PVF Capital Corp. Announces Increased Earnings For Fiscal 2013 Second Quarter
Bank Capital Ratios Remain Strong
The Bank's capital ratios have continued to strengthen and remain above regulatory requirements. As of December 31, 2012, the ratio of tier one (core) capital to adjusted total assets stood at 9.36% and the ratio of total risk-based capital to risk-weighted assets was 12.93%.

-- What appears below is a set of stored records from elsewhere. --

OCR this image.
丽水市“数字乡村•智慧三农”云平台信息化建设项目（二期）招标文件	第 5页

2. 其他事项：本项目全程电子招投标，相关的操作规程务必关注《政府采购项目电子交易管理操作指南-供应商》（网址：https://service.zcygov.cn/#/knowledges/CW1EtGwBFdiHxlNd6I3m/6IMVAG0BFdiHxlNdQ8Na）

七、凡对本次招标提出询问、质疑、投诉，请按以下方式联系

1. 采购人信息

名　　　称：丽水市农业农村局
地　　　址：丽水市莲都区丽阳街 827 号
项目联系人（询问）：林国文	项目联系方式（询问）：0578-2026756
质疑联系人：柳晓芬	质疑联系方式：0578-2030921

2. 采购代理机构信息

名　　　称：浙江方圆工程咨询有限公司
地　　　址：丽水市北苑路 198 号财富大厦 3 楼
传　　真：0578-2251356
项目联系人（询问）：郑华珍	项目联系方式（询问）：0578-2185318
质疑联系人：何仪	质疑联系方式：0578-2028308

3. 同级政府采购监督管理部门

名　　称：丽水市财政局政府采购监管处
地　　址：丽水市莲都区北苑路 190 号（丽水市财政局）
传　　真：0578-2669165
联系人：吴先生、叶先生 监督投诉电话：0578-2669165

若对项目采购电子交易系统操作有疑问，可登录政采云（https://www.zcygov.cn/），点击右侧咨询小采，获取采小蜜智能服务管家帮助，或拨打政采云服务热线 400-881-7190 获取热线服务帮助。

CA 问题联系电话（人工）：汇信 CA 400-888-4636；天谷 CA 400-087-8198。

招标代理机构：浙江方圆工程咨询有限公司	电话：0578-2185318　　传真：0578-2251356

For the six months ended December 31, 2012, the Company's net income totaled $4.1 million, or $0.16 basic and $0.15 diluted earnings per share, compared with a loss of $2.7 million, or $0.11 basic and diluted loss per share, for the six-month period ended December 31, 2011. The $6.8 million improvement in the Company's results is attributable to a $1.0 million improvement in net interest income, a reduction in the provision for loan losses of $1.4 million from improving asset quality, a $4.7 million increase in non-interest income substantially from higher overall mortgage banking revenue, a $0.2 million increase in non-interest expense, and higher federal income tax provision of $0.1 million.About PVF Capital Corp. Park View Federal is a wholly-owned subsidiary of PVF Capital Corp. and operates 16 full-service offices located throughout the Greater Cleveland area. For additional information, visit our website at parkviewfederal.com. PVF Capital Corp.'s common shares trade on the NASDAQ Capital Market under the symbol PVFC. Use of Non-GAAP Financial Measures This release included certain financial information determined by methods other than in accordance with GAAP. One non-GAAP performance metric that management believes is useful in analyzing underlying performance trends is pre-tax, pre-credit provision income. This is the level of earnings adjusted to exclude the impact of:
- provision expense and credit related charges involving the valuation and disposition of other real estate owned, which are excluded because its absolute level is elevated and volatile in times of economic stress;
- available-for-sale and other securities gains/losses, which are excluded because in times of economic stress securities market valuations may also become particularly volatile; and
- certain items identified by management to be outside of ordinary banking activities, and/or by items that, while they may be associated with ordinary banking activities, are so unusually large that their outsized impact is believed by management at the time to be infrequent or short-term in nature, which management believes may distort the Company's underlying performance trends.